Page last updated at 05:47 GMT, Monday, 30 June 2008 06:47 UK

Football match evokes Dirty War

By Daniel Schweimler
BBC News, Buenos Aires

Former members of the Argentine national team before the match
The game took place in the River Plate stadium in Buenos Aires

Argentina has been celebrating 30 years since it won its first football World Cup, on home soil.

But it has not forgotten that the victory took place under a military government that kidnapped, tortured and killed tens of thousands of Argentines. Members of the team that lifted the trophy in 1978 have taken part in a commemorative match for the victims.

They were joined by human rights activists and survivors of what became known as the Dirty War.

The match, called The Other Final, was played in the same stadium in Buenos Aires where Argentina beat Holland 3-1 in 1978.

When they played a game over the speakers, it was very contradictory - because the executioners, those who tortured us, and us the victims both cried 'Goal Argentina!'
Adolfo Perez Esquivel, torture victim

Only this time, where the military had sat, there was a flag commemorating the tens of thousands of Argentine victims of the military government.

There were fewer fans this time, but they sang songs about liberty and justice as well as the more traditional football songs.

Several of the players from Argentina's victorious 1978 squad - Ricardo Villa, Rene Houseman and Leopoldo Luque among them - took the field alongside human rights activists.

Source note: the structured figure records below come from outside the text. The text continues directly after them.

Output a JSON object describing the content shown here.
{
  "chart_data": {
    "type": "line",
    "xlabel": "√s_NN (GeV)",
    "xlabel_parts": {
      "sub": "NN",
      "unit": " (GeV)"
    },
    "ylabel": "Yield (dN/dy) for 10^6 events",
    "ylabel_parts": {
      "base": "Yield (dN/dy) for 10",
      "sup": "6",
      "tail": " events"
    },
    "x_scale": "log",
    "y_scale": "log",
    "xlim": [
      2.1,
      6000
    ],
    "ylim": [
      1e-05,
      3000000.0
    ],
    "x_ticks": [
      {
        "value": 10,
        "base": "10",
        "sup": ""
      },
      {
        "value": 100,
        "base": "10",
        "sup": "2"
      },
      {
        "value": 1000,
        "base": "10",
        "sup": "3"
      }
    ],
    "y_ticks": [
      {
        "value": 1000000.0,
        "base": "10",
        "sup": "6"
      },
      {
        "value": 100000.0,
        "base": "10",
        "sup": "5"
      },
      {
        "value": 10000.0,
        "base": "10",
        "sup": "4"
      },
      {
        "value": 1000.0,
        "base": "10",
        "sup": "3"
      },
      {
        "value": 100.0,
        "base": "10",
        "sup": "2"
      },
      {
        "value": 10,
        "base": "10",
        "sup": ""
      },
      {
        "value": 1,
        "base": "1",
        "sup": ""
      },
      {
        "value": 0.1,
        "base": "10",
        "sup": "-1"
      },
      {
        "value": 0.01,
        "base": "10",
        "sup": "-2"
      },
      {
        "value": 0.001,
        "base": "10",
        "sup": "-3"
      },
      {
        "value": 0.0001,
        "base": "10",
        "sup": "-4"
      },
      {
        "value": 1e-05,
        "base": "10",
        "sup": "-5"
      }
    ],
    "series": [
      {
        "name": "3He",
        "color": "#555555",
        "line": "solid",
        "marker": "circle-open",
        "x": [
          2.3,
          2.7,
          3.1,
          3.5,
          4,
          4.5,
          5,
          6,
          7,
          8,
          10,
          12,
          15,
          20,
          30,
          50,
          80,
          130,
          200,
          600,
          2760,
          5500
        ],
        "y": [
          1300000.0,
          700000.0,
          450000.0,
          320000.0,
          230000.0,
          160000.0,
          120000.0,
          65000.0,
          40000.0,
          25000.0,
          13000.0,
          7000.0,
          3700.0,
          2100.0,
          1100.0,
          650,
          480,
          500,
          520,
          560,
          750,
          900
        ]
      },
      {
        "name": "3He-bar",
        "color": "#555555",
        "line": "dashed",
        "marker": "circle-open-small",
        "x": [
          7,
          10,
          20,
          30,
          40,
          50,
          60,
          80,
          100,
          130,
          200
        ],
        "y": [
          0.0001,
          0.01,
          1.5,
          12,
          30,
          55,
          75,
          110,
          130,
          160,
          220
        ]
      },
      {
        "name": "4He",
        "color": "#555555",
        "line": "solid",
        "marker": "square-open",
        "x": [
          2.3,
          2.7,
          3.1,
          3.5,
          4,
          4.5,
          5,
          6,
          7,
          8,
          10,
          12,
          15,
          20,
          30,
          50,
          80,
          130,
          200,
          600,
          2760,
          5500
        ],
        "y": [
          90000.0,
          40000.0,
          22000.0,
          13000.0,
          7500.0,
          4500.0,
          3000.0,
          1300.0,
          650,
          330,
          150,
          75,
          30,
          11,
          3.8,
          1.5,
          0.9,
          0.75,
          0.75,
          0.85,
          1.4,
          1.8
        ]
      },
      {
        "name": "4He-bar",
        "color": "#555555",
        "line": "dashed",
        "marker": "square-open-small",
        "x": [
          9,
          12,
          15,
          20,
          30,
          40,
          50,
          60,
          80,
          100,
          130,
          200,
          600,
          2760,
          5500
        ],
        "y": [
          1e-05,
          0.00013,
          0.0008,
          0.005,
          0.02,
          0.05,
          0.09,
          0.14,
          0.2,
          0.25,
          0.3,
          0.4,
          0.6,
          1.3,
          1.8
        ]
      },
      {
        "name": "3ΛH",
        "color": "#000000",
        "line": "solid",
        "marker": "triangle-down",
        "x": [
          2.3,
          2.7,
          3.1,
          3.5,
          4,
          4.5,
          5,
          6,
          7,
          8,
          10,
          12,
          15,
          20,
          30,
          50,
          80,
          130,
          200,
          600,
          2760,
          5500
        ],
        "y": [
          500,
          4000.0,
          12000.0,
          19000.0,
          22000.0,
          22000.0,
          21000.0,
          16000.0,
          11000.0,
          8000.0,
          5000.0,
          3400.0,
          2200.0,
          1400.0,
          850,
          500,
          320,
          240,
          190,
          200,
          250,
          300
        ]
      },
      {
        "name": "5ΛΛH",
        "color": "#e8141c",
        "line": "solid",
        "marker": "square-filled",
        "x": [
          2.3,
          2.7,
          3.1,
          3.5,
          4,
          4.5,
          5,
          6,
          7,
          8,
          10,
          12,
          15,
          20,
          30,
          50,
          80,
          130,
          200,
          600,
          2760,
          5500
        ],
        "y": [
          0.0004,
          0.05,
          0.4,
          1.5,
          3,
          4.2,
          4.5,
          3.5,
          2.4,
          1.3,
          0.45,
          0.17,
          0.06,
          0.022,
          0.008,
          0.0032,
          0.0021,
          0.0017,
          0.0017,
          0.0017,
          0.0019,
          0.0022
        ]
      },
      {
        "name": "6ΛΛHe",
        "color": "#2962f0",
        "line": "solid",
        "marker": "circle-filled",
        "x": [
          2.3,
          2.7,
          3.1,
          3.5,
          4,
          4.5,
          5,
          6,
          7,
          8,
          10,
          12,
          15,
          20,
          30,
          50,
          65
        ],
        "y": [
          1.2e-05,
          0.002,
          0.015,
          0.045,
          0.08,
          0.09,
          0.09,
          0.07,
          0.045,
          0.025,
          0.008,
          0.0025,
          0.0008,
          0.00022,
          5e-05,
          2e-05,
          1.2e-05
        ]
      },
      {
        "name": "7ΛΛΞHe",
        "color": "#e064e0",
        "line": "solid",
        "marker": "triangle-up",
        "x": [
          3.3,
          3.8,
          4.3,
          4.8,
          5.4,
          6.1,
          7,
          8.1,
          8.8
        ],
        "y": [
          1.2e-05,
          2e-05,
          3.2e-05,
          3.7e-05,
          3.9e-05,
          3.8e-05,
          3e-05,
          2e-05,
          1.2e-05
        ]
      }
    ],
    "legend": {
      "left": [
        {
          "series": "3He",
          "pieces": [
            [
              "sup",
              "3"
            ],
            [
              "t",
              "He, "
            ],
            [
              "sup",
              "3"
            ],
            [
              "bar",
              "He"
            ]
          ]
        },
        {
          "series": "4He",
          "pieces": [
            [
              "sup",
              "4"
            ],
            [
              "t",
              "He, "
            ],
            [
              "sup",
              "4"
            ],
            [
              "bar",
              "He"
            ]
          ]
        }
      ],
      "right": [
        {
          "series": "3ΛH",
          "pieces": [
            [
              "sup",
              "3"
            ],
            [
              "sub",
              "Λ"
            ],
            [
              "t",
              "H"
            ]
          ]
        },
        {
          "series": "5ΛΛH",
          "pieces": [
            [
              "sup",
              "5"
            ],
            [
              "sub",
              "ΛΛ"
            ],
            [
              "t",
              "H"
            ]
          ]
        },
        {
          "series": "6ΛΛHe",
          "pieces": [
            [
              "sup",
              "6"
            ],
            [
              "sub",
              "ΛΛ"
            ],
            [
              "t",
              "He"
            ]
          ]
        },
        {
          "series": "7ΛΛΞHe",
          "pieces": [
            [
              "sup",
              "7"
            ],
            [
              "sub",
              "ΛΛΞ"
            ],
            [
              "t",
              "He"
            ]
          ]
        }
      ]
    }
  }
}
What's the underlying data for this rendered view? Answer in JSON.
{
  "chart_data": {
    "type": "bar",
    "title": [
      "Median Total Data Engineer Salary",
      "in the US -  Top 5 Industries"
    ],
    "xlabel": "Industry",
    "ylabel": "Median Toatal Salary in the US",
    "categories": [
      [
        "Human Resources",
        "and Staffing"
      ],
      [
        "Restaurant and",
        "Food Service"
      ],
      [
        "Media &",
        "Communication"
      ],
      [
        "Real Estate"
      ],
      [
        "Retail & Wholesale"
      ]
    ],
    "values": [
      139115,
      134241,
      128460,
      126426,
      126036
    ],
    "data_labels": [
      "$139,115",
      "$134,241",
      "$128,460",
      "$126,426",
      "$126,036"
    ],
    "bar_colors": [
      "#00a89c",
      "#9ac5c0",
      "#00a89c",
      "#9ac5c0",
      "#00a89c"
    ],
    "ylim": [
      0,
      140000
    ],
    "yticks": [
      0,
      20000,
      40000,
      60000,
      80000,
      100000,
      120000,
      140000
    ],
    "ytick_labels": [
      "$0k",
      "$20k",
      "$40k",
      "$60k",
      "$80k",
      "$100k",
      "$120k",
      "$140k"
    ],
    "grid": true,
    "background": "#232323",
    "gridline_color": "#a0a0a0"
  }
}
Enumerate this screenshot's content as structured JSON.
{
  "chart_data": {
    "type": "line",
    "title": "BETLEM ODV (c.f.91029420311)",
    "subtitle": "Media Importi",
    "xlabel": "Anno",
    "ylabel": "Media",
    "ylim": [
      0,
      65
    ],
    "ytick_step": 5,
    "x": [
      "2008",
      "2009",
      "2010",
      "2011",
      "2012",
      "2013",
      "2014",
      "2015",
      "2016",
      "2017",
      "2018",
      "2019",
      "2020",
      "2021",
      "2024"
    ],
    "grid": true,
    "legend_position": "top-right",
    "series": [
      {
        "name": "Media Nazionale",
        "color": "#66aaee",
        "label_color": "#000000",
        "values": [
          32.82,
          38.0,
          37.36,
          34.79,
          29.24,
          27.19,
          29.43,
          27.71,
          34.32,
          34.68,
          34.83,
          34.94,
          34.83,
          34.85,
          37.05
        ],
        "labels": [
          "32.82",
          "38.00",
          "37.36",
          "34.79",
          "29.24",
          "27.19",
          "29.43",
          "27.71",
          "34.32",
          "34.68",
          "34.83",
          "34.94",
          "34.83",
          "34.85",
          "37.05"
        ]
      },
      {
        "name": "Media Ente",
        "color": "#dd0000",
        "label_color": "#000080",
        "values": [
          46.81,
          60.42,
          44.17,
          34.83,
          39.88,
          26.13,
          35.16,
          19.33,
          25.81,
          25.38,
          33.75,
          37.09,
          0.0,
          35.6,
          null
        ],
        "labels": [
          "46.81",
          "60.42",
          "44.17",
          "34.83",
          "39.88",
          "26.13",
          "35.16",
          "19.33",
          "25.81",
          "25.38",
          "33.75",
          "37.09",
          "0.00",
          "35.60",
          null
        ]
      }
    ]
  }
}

They played the national under-20 team.

Propaganda tool

Earlier hundreds marched to the stadium from what had been a military detention and torture centre, where prisoners told how, chained to their beds, they could hear their guards listening to the game on the radio and the crowds celebrate as the goals went in.

Nobel Peace Prize winner Adolfo Perez Esquivel was a prisoner during the final and joined the march:

"When they played a game over the speakers, it was very contradictory - because the executioners, those who tortured us, and us the victims both cried 'Goal Argentina!'" he said.

And we know that they took prisoners out when there were distractions caused by the World Cup and shot them," he said.

To say that football in Argentina is important is a huge understatement.

The military government used the 1978 World Cup finals and their team's victory as a political propaganda tool - in much the same way as Adolf Hitler used the 1936 Berlin Olympics.

Many Argentines were excluded from the celebrations then, but with the Other Final they have laid some of their ghosts to rest.